The constructor of the AdaptiveTuner class has an optional expose_fastai_api parameter. When set to True, the Tuner inherits fastai's Learner, so every attribute of the Learner is available to you. This is only recommended for those very familiar with the fastai API.

Otherwise, you have access to eight functions in each class:

  • tune
  • lr_find
  • predict
  • save
  • load
  • export

All task fine-tuners should inherit the AdaptiveTuner, write good defaults, and override any specific needs as dictated by the task

AdaptiveTuner.tune[source]

AdaptiveTuner.tune(epochs:int, lr:float=None, strategy:Strategy='fit_one_cycle', callbacks:list=[], **kwargs)

Fine tune self.model for epochs with an lr and strategy

Parameters:

  • epochs : <class 'int'>

    Number of iterations to train for

  • lr : <class 'float'>, optional

    If None, finds a new learning rate and uses suggestion_method

  • strategy : <class 'fastcore.basics.Strategy'>, optional

    A fitting method

  • callbacks : <class 'list'>, optional

    Extra fastai Callbacks

  • kwargs : <class 'inspect._empty'>

AdaptiveTuner.lr_find[source]

AdaptiveTuner.lr_find(start_lr=1e-07, end_lr=10, num_it=100, stop_div=True, show_plot=True, suggest_funcs=valley)

Runs fastai's LR Finder

Parameters:

  • start_lr : <class 'float'>, optional

  • end_lr : <class 'int'>, optional

  • num_it : <class 'int'>, optional

  • stop_div : <class 'bool'>, optional

  • show_plot : <class 'bool'>, optional

  • suggest_funcs : <class 'function'>, optional

AdaptiveTuner.save[source]

AdaptiveTuner.save(save_directory)

Save a pretrained model to a save_directory

Parameters:

  • save_directory : <class 'inspect._empty'>

    A folder to save our model to

AdaptiveTuner.load[source]

AdaptiveTuner.load(path:Union[Path, str], device=None)

Loads a pretrained model with AutoModel.from_pretrained from path and loads it to device

Parameters:

  • path : typing.Union[pathlib.Path, str]

    A location to load a tokenizer and weights from

  • device : <class 'NoneType'>, optional

    A valid device such as `cpu` or `cuda:0`

AdaptiveTuner.predict[source]

AdaptiveTuner.predict(text:Union[List[str], str])

Predict some text with the current model.
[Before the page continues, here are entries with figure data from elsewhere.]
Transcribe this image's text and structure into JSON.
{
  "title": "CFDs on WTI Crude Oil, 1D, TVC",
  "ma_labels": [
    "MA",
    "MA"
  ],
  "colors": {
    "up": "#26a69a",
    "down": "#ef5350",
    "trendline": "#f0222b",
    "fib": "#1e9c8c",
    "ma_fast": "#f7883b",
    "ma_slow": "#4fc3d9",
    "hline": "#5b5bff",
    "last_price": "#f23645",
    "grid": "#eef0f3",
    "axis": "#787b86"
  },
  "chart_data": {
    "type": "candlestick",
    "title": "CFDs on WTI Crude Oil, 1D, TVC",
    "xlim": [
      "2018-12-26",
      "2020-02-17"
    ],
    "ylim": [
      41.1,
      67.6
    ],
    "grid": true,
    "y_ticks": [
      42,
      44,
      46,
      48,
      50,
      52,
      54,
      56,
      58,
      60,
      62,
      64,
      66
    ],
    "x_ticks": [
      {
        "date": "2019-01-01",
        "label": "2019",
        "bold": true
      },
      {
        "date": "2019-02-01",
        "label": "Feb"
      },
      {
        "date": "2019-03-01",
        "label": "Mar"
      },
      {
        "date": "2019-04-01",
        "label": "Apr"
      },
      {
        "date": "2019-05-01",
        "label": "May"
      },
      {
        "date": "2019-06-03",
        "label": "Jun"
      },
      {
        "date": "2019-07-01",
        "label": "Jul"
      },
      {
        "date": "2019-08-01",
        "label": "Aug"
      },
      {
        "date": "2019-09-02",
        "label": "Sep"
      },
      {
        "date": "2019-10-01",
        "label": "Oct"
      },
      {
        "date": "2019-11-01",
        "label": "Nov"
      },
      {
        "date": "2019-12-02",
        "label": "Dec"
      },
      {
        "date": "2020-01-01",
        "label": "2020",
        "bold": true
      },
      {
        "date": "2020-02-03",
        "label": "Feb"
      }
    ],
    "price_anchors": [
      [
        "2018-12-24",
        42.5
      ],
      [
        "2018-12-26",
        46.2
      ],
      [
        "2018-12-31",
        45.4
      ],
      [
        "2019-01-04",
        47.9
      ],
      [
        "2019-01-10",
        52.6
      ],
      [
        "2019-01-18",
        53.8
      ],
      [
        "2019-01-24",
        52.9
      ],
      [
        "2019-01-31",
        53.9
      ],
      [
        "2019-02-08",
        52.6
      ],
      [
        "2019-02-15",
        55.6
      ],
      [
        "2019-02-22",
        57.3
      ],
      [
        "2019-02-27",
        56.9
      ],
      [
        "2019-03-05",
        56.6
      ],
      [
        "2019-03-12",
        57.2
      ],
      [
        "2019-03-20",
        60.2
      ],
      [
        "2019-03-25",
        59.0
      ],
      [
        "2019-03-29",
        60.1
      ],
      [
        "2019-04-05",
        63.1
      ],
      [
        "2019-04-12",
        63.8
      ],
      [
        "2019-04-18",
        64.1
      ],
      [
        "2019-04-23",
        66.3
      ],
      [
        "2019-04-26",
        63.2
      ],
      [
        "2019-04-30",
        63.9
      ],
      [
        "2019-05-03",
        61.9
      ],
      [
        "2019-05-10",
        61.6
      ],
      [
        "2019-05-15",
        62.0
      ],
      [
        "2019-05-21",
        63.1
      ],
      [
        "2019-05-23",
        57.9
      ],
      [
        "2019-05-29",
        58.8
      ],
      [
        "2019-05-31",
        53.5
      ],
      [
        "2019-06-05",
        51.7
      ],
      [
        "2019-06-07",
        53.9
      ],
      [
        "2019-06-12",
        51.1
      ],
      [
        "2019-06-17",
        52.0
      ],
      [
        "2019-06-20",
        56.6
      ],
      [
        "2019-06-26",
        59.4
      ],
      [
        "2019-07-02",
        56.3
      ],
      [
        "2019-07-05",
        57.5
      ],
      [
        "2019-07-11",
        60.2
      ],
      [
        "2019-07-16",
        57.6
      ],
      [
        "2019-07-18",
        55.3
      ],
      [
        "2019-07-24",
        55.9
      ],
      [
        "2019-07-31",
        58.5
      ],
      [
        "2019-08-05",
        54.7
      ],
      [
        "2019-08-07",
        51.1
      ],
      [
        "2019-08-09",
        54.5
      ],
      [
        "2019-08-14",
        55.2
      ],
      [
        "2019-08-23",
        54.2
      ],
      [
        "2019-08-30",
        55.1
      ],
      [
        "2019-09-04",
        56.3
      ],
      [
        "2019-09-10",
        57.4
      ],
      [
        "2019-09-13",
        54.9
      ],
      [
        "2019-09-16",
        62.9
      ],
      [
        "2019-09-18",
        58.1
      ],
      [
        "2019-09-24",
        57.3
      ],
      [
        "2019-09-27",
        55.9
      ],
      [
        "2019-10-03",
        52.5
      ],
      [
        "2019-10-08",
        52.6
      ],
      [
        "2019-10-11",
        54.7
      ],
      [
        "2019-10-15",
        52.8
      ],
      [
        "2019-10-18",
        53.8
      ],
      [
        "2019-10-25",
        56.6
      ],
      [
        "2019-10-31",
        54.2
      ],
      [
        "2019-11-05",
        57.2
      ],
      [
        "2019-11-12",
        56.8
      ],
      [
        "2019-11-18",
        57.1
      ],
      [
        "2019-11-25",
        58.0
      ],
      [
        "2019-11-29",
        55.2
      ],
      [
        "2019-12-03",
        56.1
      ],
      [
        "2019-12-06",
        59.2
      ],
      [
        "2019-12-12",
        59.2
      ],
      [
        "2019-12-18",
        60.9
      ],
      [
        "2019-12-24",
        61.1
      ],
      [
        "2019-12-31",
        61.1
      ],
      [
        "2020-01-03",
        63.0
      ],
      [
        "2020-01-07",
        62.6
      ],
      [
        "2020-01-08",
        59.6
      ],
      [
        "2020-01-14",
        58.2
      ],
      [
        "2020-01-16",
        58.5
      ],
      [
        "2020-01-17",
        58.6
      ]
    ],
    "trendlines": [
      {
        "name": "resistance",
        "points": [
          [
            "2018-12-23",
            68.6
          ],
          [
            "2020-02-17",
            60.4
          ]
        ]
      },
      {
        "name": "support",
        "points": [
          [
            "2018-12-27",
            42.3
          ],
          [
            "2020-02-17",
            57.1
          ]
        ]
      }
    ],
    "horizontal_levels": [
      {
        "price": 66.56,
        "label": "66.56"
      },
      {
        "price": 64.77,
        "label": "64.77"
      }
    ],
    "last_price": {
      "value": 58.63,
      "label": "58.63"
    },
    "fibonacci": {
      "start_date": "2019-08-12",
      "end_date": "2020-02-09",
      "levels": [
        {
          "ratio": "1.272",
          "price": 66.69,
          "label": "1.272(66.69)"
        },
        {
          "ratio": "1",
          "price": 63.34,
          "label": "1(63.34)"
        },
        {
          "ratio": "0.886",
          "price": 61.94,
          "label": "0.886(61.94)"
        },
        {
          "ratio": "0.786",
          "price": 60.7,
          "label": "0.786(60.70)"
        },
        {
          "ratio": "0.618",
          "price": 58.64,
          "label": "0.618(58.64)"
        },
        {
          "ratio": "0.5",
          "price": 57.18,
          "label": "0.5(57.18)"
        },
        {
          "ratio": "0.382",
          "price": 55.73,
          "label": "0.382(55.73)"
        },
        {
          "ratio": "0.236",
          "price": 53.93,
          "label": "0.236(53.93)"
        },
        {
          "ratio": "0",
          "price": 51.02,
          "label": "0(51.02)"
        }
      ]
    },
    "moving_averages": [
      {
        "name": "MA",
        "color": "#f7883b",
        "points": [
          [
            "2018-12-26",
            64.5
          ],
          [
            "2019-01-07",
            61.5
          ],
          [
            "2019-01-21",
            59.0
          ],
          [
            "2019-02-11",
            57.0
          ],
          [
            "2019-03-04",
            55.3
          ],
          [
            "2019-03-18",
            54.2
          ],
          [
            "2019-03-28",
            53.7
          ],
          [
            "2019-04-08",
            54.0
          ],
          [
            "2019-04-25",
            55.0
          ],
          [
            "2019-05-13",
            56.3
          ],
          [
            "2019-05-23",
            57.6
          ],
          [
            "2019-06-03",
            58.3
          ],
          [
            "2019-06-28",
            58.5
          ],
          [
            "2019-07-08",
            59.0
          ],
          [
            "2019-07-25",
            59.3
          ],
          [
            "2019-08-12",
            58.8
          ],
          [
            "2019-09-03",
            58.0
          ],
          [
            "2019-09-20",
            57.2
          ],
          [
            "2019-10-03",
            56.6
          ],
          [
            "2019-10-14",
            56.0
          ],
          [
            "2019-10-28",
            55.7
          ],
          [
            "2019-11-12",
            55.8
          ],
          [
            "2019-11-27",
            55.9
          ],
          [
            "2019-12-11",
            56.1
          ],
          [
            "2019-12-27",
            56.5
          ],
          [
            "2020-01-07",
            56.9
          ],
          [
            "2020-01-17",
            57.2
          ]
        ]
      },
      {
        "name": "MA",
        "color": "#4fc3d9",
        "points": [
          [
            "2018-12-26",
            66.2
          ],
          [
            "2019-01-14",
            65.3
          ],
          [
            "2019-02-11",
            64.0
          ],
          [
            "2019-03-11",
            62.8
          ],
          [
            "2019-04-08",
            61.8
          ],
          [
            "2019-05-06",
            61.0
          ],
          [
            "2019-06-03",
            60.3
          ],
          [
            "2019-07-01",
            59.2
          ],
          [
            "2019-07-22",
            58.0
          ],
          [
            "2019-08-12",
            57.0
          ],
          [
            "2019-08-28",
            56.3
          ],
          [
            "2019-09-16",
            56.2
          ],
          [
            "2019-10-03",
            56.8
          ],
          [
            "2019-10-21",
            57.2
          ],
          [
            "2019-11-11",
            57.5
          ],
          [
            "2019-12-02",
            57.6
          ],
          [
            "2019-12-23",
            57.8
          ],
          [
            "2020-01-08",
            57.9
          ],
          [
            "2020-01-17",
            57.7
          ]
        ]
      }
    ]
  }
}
Needs to be implemented for each task separately

Parameters:

  • text : typing.Union[typing.List[str], str]

    Some text or list of texts to inference with

AdaptiveTuner.export[source]

AdaptiveTuner.export(save_directory:Union[Path, str])

Exports the current model and tokenizer information to save_directory

Parameters:

  • save_directory : typing.Union[pathlib.Path, str]

    A folder to export our model to